Maigret Mystified – Georges Simenon (1932, trans. Jean Stewart 1964) 139 pages
This is the first Maigret I’ve read, despite Simenon being such a prolific writer and despite my love of golden age detective fiction. I picked it up in a pleasingly battered old green Penguin edition and I enjoyed it greatly. I’m sure it won’t be the last time I accompany the insightful French detective in his ruminations 😊
This may well be the shortest post I ever write, given that it’s about a novella and a mystery, so I want to avoid spoilers!
Maigret is called to the scene of a murder in an office of a pharmaceutical company, Doctor Rivière’s Serums. Monsieur Couchet, the owner, has been shot dead. The mystifying element is that he was also robbed of 360,000 francs, but his chair was jammed against the safe. So did he face his murderous thief? Or did he not know of the theft? Did the same person carry out both crimes?
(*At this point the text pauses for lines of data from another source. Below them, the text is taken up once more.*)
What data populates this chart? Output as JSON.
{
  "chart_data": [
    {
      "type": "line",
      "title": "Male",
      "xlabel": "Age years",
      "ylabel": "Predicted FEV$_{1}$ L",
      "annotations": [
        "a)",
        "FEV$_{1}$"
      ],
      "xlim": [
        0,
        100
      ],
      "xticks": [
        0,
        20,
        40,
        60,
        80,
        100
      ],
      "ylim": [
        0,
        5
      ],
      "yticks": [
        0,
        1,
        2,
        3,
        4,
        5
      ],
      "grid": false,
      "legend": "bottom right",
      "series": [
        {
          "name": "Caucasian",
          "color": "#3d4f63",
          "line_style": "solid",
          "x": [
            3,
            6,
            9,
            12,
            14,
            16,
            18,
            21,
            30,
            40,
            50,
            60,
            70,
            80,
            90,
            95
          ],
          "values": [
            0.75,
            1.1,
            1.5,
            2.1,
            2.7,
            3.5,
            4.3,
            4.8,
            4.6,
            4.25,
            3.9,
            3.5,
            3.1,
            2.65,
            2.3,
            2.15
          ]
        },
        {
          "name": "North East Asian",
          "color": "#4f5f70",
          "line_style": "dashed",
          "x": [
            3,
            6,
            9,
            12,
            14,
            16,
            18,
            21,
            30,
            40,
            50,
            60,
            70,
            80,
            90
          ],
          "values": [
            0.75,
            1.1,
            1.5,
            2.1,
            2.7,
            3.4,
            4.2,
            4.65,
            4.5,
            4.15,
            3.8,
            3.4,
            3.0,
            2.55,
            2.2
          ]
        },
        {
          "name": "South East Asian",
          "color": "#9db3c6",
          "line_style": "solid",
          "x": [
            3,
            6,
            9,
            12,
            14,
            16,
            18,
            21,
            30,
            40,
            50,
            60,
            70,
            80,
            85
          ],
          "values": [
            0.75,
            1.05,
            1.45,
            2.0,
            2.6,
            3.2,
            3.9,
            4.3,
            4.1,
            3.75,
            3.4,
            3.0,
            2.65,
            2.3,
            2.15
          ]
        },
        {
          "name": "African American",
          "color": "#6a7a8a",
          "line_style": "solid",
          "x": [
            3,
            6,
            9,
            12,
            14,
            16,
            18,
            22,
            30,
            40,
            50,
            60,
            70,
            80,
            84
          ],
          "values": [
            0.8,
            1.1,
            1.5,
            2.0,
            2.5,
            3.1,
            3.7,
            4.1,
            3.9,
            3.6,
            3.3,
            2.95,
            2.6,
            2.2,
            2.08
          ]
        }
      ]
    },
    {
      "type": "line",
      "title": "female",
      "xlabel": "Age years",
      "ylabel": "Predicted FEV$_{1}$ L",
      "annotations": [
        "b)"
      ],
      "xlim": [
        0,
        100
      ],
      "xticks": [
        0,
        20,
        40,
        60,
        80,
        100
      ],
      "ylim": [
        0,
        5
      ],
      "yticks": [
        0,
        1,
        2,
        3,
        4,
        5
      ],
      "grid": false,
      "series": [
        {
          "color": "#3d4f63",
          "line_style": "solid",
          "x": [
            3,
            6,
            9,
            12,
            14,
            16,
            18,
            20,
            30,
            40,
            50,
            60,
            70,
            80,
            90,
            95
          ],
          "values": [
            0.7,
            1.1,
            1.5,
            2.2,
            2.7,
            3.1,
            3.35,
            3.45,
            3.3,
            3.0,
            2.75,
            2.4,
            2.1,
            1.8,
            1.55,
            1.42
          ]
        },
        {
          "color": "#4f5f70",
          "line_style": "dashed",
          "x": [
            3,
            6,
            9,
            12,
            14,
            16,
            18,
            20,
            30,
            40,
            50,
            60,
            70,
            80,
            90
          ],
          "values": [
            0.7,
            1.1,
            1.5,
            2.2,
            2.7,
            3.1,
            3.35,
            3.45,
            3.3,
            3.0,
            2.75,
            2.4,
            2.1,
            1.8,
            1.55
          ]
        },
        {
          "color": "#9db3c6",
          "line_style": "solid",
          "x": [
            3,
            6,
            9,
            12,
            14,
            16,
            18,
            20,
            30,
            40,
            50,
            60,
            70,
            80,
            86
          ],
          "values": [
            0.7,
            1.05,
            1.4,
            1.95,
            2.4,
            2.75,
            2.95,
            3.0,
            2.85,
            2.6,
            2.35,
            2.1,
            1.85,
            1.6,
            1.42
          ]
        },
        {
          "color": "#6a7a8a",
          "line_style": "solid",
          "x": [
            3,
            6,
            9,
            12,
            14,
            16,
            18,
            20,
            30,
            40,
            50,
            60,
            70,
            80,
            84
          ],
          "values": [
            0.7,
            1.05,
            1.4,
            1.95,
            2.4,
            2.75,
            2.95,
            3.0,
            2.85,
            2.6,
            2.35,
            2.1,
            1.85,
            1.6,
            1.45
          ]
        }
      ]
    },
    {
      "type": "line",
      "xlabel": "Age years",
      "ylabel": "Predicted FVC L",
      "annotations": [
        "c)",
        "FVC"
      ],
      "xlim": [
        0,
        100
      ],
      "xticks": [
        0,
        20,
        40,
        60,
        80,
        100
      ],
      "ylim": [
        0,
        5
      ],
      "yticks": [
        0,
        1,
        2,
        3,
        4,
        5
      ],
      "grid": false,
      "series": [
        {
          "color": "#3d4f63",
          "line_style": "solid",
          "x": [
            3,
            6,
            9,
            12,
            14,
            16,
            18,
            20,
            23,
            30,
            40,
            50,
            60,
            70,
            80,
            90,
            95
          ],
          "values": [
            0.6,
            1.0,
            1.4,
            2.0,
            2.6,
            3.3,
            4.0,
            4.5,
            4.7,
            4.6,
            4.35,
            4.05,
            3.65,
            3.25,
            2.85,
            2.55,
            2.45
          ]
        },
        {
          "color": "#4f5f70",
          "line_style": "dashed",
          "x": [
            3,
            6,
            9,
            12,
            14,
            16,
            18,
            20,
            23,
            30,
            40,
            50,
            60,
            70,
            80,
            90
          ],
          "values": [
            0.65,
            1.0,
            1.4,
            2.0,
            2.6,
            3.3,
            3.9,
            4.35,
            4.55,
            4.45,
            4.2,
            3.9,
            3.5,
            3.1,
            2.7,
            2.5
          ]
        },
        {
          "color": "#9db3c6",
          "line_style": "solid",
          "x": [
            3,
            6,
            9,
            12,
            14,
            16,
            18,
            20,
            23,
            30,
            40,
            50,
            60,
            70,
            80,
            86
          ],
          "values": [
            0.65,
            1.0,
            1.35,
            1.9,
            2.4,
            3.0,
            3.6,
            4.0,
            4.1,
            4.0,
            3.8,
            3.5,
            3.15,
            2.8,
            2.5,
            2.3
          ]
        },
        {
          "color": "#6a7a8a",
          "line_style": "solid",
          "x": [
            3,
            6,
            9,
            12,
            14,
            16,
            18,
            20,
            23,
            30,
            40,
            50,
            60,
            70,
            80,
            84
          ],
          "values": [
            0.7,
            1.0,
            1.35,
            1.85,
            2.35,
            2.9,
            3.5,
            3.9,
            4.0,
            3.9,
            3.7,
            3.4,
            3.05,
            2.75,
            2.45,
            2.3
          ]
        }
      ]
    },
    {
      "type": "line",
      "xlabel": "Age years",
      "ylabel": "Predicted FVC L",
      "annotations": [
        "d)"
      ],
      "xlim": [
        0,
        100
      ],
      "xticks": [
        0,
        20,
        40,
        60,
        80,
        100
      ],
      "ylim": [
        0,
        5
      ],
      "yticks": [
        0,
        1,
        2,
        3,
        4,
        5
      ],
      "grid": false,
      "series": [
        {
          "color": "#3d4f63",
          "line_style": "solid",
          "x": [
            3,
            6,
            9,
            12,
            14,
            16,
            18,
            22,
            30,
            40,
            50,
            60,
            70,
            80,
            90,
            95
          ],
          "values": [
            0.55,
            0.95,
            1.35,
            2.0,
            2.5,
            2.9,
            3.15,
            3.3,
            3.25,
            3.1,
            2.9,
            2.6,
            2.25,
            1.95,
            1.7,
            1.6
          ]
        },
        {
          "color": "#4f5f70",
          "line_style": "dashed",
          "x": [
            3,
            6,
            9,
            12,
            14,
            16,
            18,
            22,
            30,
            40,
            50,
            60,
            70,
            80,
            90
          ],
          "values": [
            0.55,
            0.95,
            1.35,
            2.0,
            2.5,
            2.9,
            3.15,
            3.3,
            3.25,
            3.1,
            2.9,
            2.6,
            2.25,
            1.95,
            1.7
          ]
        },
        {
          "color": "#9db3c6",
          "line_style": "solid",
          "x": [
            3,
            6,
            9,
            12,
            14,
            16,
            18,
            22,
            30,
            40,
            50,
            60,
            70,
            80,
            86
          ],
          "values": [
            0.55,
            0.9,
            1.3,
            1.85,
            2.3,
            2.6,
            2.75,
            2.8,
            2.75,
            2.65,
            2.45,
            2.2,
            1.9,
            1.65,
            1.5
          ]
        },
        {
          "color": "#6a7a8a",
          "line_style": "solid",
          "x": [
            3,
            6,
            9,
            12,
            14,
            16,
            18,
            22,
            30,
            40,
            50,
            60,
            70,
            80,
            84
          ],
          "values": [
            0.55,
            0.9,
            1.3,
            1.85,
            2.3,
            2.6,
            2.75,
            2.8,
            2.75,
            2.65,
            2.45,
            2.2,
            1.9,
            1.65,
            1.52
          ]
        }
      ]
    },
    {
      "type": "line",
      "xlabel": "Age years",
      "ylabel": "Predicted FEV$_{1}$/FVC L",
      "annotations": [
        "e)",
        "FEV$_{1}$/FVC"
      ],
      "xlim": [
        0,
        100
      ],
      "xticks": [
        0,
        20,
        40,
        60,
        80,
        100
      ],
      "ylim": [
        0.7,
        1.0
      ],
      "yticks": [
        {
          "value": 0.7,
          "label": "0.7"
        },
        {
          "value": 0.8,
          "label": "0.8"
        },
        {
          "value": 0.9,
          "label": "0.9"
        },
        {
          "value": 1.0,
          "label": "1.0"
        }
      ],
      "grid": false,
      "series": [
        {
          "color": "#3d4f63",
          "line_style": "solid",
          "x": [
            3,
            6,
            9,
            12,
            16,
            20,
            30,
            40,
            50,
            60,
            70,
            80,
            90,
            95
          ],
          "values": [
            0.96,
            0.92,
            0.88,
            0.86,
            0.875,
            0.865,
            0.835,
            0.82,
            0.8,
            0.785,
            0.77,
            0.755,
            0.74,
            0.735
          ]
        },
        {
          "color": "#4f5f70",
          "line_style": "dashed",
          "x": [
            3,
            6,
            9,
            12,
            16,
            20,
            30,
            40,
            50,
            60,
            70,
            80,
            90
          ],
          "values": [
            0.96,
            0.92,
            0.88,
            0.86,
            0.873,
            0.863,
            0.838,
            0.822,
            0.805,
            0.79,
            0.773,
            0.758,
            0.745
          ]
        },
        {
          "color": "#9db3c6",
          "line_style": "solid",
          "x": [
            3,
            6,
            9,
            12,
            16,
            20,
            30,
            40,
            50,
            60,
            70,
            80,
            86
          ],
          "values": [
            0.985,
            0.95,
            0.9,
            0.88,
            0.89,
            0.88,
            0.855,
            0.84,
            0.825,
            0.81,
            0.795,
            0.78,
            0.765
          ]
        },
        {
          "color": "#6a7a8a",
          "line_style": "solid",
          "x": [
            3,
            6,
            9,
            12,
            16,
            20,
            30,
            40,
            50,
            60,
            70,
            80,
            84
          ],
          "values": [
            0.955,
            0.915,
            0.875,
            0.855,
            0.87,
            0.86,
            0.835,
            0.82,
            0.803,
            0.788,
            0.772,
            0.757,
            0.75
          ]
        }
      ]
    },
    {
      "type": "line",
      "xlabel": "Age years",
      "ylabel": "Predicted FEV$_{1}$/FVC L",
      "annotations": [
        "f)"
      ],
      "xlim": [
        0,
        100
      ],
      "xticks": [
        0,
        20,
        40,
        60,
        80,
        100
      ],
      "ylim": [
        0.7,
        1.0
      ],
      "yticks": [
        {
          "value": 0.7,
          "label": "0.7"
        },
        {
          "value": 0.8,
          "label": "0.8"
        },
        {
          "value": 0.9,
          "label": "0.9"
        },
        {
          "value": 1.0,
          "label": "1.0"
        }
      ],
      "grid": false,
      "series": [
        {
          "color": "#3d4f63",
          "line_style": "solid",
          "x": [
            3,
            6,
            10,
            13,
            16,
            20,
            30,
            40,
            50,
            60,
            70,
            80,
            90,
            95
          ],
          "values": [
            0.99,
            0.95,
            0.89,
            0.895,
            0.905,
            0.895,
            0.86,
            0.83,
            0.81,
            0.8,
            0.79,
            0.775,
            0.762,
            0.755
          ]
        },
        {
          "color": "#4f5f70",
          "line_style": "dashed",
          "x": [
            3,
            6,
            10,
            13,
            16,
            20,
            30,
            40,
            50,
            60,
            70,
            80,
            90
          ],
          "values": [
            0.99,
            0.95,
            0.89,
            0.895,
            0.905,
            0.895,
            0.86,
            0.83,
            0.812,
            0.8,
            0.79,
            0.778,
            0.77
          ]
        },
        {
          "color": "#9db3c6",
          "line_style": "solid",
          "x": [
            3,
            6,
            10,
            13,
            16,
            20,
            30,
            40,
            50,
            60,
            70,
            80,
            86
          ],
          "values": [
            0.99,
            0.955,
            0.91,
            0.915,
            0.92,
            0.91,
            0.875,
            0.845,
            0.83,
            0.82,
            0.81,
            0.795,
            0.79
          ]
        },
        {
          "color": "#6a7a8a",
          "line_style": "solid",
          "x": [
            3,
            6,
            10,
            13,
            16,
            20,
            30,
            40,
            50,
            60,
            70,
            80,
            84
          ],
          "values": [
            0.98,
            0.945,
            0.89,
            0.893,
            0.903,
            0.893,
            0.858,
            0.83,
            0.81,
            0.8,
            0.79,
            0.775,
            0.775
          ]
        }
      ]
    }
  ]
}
As the office is adjacent to a block of flats, Maigret must interview possible witnesses from the various homes in Place des Vosges.
Image from Wiki Commons
There is the concierge who called the police; Madame Martin who seems to torture her husbands with their failure to live up to her expectations (the first of whom was the murdered man, their son now self-medicates with ether and lives close by); Mathilde who eavesdrops on everyone; new parents the de Sant-Marcs…
There are also the lovers of the victim to contend with: his second wife and his girlfriend Nine, a cabaret dancer, the portrayal of whom is pleasingly non-judgemental.
I suspect this isn’t the greatest Maigret offering, but it is a quick, entertaining and atmospheric read. I also found it a welcome antidote to the overly convoluted plot lines of many contemporary detective dramas – much as I enjoy those, it was a nice change to just see Maigret get on with it, in no time at all.
“ ‘You old rascal, Couchet!’
The words had sprung to his lips as if Couchet had been an old friend. And he felt this impression so strongly that he could not realise he had only seen him dead.”
A previous English title used for this mystery was The Shadow in the Courtyard, which to me is a much better. After all, at 139 pages, Maigret isn’t mystified for long…
“It was ten o’clock at night. The iron gates of the garden were shut, the Place des Vosges deserted, with gleaming car tracks on the asphalt and the unbroken murmur of the fountains, the leafless trees and the monotonous outline of identical roofs silhouetted against the sky.”